Mitochondrial dysfunction in nonalcoholic fatty liver disease and alcohol related liver disease

Abstract

Fatty liver disease constitutes a spectrum of liver diseases which begin with simple steatosis and may progress to advance stages of steatohepatitis, cirrhosis, and hepatocellular carcinoma (HCC). The two main etiologies are-alcohol related fatty liver disease (ALD) and nonalcoholic fatty liver disease (NAFLD). NAFLD is a global health epidemic strongly associated with modern dietary habits and life-style. It is the second most common cause of chronic liver disease in the US after chronic hepatitis C virus (HCV) infection. Approximately 100 million people are affected with this condition in the US alone. Excessive intakes of calories, saturated fat and refined carbohydrates, and sedentary life style have led to explosion of this health epidemic in developing nations as well. ALD is the third most common cause of chronic liver disease in the US. Even though the predominant trigger for onset of steatosis is different in these two conditions, they share common themes in progression from steatosis to the advance stages. Oxidative stress (OS) is considered a very significant contributor to hepatocyte injury in these conditions. Mitochondrial dysfunction contributes to this OS. Role of mitochondrial dysfunction in pathogenesis of fatty liver diseases is emerging but far from completely understood. A better understanding is essential for more effective preventive and therapeutic interventions. Here, we discuss the pathogenesis and therapeutic approaches of NAFLD and ALD from a mitochondrial perspective.

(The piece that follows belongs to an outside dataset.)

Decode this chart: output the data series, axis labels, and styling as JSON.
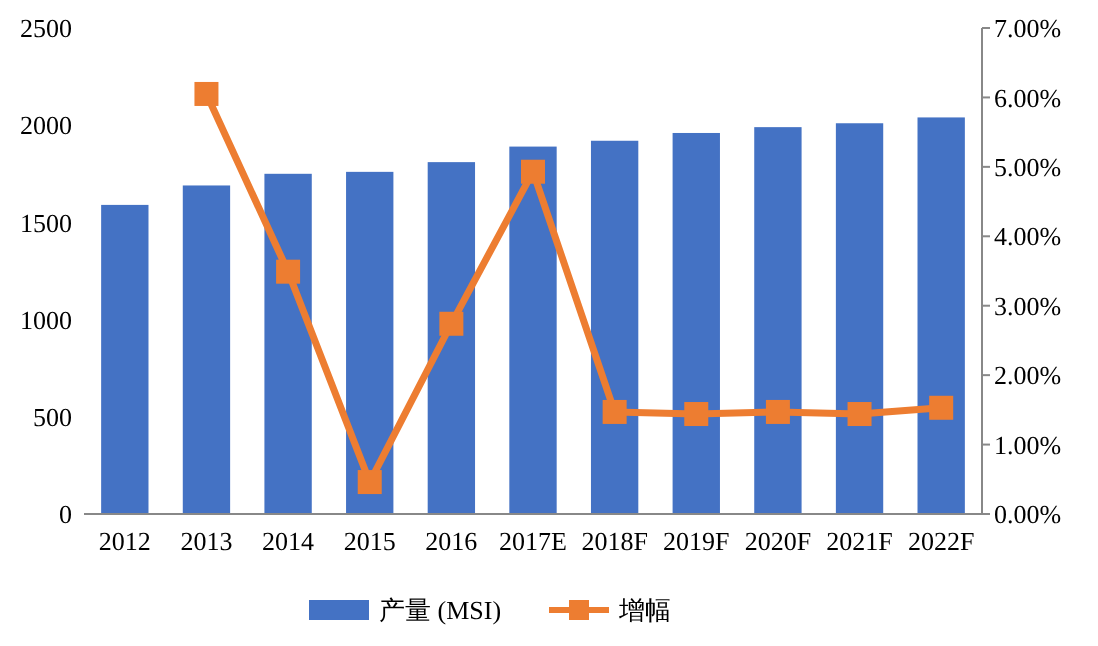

Keywords: Mitochondria; metabolic syndrome; mitochondrial dysfunction; nonalcoholic fatty liver disease (NAFLD); nonalcoholic steatohepatitis (NASH).

Figure 1

Diagrammatic representation of the role of mitochondria in energy metabolism inside cell. Energy stored in food constituents are captured by NAD and FAD. The high energy electrons are then transferred to ETC where it gradually moves from high energy state to low energy state. The energy released in this process is harnessed to propel protons across the IMM creating a proton gradient across the IMM. Protons then diffuse along its concentration gradient at V. The energy released in this process is harnessed to generated ATP from ADP. I, Complex I; II, Complex II; III, Complex III, IV, Complex IV; V, Complex V; CoQ, Coenzyme Q; ETC, electron transport chain; FAD, flavin adenine dinucleotide; IMM, inner mitochondrial membrane; NAD, nicotinamide adenine dinucleotide; OMM, outer mitochondrial membrane; TCA, tricarboxylic acid.

Figure 2

Origins of hepatic fat in nonalcoholic fatty liver disease.

Figure 3

Primary pathway for alcohol metabolism in the hepatocytes. ADH, alcohol dehydrogenase; ALDH2, aldehyde dehydrogenase 2.

Figure 4

Schematic representation of the role of mitochondria in pathogenesis of NAFLD. There is excessive electron leak from the electron transport chain in NAFLD leading to excessive ROS and oxidative stress. The ROS activates inflammatory pathways via NF- κB and NLRP3 pathways. The inflammatory cytokines activate Kuppfer cells in sinusoids. Mitochondrial oxidative stress also leads to MPTP formation and release of mtDNA in cytoplasm and activation of apoptosis/necrosis machinery. mtDNA activates NLRP3 inflammasome leading to maturation of the cytokine, IL-1β. mtDNA released after hepatocyte necrosis activates TLR9 on Kuppfer cells. Activated Kuppfer cells produce inflammatory cytokines and activate HSC. HSC are fibrogenic. Persistent HSC activation leads to hepatic fibrosis. The inflammatory cytokines released from hepatocytes, and innate immune cells lead to hepatic inflammation, perpetuation of oxidative stress and hepatocyte necroptosis. Loss of hepatocytes, progressive fibrosis, and regenerating nodules from progenitor cell proliferation results in cirrhosis. Uncontrolled proliferation of progenitor cells predisposes to hepatocellular carcinoma. NAFLD, nonalcoholic fatty liver disease; IL, interleukin; HSC, hepatic stellate cells; mtDNA, mitochondrial DNA; NF-κB, nuclear factor-Κb; NLRP3, nucleotide-binding oligomerization domain-like receptor family, pyrin domain-containing 3; ROS, reactive oxygen species; TGF-β, transforming growth factor-β; TNF-α, tumor necrosis factor-α.